理科计算机代写统计作业代写

Homework 7

理科计算机代写 Under the conditions stated in (a), the model fitted 1) will not be regulated, 2) the two loss function will be identical.

Problem 1 理科计算机代写

(a)

The value of will no higher than as the extra polynomial term with can fit better to the truth value. At worst case can achieve the same lowest value as does by setting the first 3 w entries the same and leave w₃as zero.

(b)

If λ=0, then as we discussed in part (a) the loss value with higher terms will be no lower than ones with lower terms. Therefore we will always have regardless the true underlying model. So this is a poor criterion as it will always lead to the choice of .

(c)

With cross validation, models overfitted to some subset of data will fail to generalize to the rest data. Therefore using CV, we may find that a model with higher complexity will perform worse than a model with lower complexity because the added complexity is prone to overfitting.

(d)

As increase from 0, the model fitted will tend to choose smaller value for w to minimize the penalty. Under cross validation, we may find that final model chosen will have a different D value than previous ones. This is because that models fit now with a positive will be regulated from overfitting. And it’s possible that a higher D value model can balance better between overfitting and underfitting.

Question 2 理科计算机代写

(a)

To let , we must have λ=0 so the model fitted will not be biased. The distribution of random variables must be symmetric around zero.

(b)

Under the conditions stated in (a), the model fitted 1) will not be regulated, 2) the two loss function will be identical. Therefore they will return the same set of parameters.

(c)

D controls the complexity of the model. A higher D value will allow the fitted polynomial to go higher order, and thus can fit the data points better. However this “fitting” may be overfitting to the training set, and the generalization of the model will be poor. Thus a higher D value will contribute to lower bias, but also to higher variance.

λ affects how varied the parameter is allowed to be, a high value will encourage the model fitted to have smaller values for w. This will lead to a model underfitting the trainning set, however will also help avoiding overfitting. Thus a higher value will contribute to higher bias, but also to lower variance.

Question 3

(a)

Since the outcome is binary, we can use the MSE loss function which is to be minimized:

where label is the true label, and y is the predicted label associated with the M cuts and labels. The value of this loss function will be minimized when y_i=𝑙𝑎𝑏𝑒l_ifor all i.

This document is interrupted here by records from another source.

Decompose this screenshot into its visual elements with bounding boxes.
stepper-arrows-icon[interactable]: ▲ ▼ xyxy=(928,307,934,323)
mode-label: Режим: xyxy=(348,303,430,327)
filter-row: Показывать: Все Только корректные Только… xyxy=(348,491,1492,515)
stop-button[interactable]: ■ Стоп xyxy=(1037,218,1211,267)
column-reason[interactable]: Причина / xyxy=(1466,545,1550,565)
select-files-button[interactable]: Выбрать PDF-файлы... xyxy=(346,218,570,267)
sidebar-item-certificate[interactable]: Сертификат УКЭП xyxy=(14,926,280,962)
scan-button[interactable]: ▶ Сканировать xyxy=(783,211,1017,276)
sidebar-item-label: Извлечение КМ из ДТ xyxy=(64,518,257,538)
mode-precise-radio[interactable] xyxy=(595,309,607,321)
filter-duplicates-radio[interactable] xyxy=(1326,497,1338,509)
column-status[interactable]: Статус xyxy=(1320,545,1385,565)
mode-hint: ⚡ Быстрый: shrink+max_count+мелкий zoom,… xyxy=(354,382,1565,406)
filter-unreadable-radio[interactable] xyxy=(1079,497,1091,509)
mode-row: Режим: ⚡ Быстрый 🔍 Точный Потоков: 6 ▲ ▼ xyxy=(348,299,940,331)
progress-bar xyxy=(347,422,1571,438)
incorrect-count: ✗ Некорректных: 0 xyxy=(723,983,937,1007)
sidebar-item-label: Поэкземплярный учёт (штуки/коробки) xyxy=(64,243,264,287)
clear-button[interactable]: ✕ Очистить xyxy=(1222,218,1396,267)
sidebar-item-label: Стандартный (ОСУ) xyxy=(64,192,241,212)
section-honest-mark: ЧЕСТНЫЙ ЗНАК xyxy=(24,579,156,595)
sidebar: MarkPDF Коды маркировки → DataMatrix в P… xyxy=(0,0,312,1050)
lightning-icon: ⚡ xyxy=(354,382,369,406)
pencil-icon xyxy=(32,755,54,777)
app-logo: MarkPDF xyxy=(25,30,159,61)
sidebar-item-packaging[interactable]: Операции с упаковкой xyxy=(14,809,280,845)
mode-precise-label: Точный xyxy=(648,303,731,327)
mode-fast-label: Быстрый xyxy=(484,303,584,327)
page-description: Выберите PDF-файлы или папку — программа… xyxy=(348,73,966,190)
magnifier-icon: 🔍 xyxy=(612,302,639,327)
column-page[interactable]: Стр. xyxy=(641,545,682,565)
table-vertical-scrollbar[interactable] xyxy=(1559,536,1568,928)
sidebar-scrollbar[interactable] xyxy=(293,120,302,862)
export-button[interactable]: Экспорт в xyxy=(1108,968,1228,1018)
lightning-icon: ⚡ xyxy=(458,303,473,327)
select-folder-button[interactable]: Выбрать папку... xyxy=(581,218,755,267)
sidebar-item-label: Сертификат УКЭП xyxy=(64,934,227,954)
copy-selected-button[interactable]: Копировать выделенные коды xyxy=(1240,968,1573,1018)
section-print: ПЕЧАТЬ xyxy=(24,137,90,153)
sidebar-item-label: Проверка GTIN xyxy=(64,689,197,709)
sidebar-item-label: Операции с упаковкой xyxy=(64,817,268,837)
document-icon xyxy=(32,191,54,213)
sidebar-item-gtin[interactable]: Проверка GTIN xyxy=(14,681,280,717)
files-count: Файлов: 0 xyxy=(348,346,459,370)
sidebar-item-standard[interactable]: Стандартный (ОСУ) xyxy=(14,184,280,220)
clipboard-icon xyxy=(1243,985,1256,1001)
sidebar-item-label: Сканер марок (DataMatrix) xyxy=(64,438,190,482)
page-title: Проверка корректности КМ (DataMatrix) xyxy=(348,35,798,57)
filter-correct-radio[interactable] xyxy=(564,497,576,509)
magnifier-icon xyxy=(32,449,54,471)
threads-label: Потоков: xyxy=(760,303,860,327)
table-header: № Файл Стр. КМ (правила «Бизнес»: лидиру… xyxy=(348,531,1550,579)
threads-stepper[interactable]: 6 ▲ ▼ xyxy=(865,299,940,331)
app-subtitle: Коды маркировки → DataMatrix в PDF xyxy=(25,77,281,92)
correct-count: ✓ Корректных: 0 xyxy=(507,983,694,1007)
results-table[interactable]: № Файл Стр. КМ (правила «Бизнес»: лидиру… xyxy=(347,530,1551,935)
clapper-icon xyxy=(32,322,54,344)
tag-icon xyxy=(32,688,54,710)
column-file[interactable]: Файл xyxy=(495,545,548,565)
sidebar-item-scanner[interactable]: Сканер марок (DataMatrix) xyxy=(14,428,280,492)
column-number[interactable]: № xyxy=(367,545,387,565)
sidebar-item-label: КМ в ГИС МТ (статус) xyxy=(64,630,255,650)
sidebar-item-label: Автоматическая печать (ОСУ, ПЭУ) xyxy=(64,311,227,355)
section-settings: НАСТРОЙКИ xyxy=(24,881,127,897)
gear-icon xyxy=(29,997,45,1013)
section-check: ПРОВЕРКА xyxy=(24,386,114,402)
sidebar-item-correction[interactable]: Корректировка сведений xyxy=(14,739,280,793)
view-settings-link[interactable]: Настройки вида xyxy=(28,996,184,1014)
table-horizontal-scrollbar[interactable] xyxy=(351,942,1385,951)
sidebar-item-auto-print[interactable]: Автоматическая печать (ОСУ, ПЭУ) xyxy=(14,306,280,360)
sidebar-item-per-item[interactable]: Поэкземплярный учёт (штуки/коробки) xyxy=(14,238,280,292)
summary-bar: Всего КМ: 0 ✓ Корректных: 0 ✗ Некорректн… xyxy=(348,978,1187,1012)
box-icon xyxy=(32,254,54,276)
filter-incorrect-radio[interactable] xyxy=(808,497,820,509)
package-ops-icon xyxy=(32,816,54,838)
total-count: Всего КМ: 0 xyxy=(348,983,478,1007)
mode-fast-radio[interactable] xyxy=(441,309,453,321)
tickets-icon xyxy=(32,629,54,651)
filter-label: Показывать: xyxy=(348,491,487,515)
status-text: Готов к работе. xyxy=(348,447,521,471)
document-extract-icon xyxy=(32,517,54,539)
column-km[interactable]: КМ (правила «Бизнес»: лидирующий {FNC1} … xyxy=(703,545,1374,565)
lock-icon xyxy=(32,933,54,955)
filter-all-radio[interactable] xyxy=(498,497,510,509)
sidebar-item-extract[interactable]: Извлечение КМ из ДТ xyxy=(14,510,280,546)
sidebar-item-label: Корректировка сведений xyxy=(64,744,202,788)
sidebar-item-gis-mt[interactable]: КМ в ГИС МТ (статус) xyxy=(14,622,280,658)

Given a set of cuts and labels, we will first loop through all value and generate the associated for each data point. Then we will use the formula above to calculate the loss function.

(b)

The benefit of using a large M is that we can set up very small intervals to fit each data point. The extreme case is that each data point will have an interval of its own with the correct label.

The risk with large M is that we will overfit the data and the model will not generalize well to actual application.

(c)

I will use a penalty term in my loss function, and use cross validation to find the best value for λ.

1.The new loss function will be: , therefore when the M is large it gets penalized.

2.Now we will use a 10 fold cross validation to find the best value for λ:

We will decide a candidate list of possible λ values.
For each value, we will use a 10 fold cross validation to find the average loss value.
We will then find the value that has the lowest average loss value.

Use the found value, fit the model again with all of the data.